Her face looked up at mine, and I saw that tiny spark of hope. The
tears that fell later, when that hope was yanked away, hammered
against my heart for years.
We didn't find her Mom and Dad. Of course we didn't. In the coming
weeks angel became “The Miracle of Flight 505”. A hundred and sixty
eight people, dead and littered across the south end of the county,
a hundred and sixty nine if you count the fool in a single engine
Cessna, flying blind into the path of a 737. All that death and
debris, and one angel, safe and sound in my attic. TV crews from
all over the state wanted to tramp mud and jet fuel up and down my
stairs in order to get pictures of my attic. A-holes. The
neighbors offered to chase them off with the hose, but we didn’t get
water back for a week.
Search teams found what might have been angel’s parents in a pond
over by the city park. They said dental records said so, anyway.
Eighteen years later and I can still see places where roof shingles
don’t match, where permanently scarred trees grow at weird angles.

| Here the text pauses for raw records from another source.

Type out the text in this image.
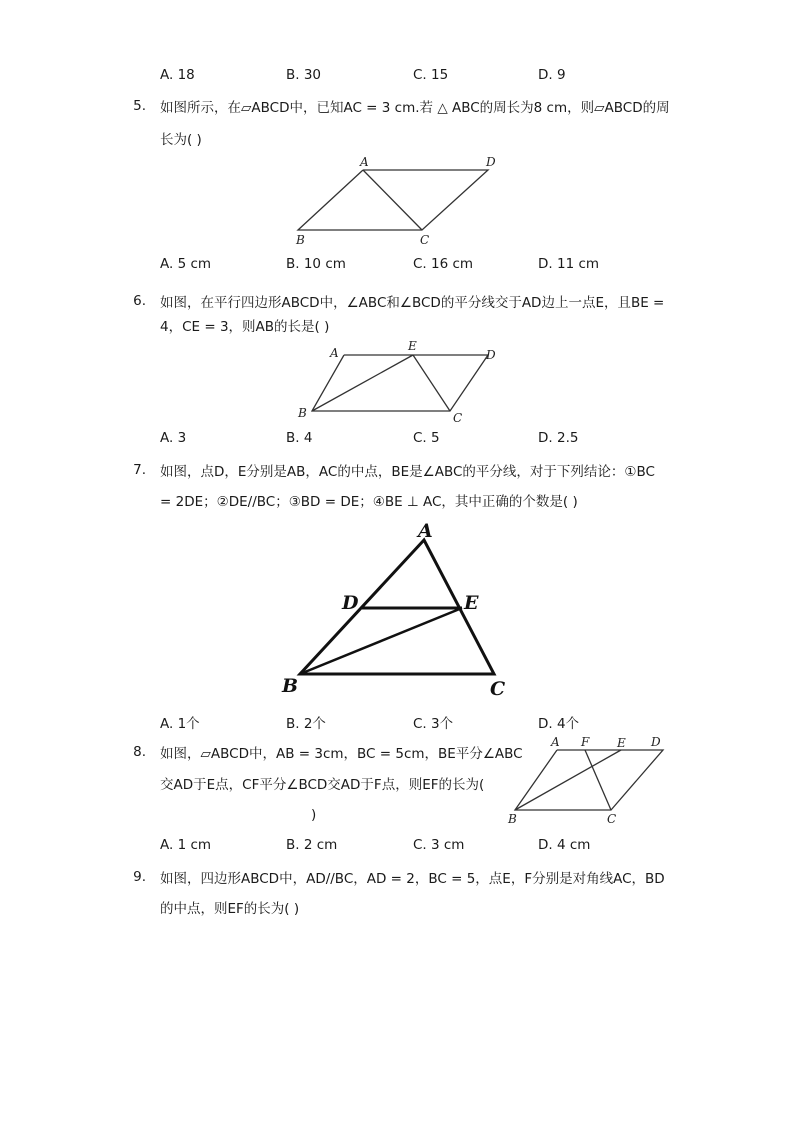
A. 18	B. 30	C. 15	D. 9
5. 如图所示，在▱ABCD中，已知AC = 3 cm.若 △ ABC的周长为8 cm，则▱ABCD的周
长为( )
A	D
B	C
A. 5 cm	B. 10 cm	C. 16 cm	D. 11 cm
6. 如图，在平行四边形ABCD中，∠ABC和∠BCD的平分线交于AD边上一点E，且BE =
4，CE = 3，则AB的长是( )
A	E
D
B	C
A. 3	B. 4	C. 5	D. 2.5
7. 如图，点D，E分别是AB，AC的中点，BE是∠ABC的平分线，对于下列结论：①BC
= 2DE；②DE//BC；③BD = DE；④BE ⊥ AC，其中正确的个数是( )
A
D	E
B	C
A. 1个	B. 2个	C. 3个	D. 4个
8. 如图，▱ABCD中，AB = 3cm，BC = 5cm，BE平分∠ABC
交AD于E点，CF平分∠BCD交AD于F点，则EF的长为(
)
A F E D
B	C
A. 1 cm	B. 2 cm	C. 3 cm	D. 4 cm
9. 如图，四边形ABCD中，AD//BC，AD = 2，BC = 5，点E，F分别是对角线AC，BD
的中点，则EF的长为( )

Every hard winter leaves a pothole the shape of a Buick in front of
the house next door.
Small children can forgive and forget. Old fools, not so much. And
damn fools? We never do. These days I’m grateful for that.
“Angel” turned out to be named April. April Reynolds. She has an
aunt and uncle in Ohio. It took them two days to get to us through
the weather. April stayed against my shoulder the whole time. They
have a dairy farm and a flock of kids of their own. April grew up
loved and only sometimes lonely. I never got to be “Dad” to anyone,
but I got to be “Uncle Mike”.
We exchange small gifts, phone calls at birthdays and holidays, and
she sends me the occasional card.
They’re always signed, “Love, Angel”.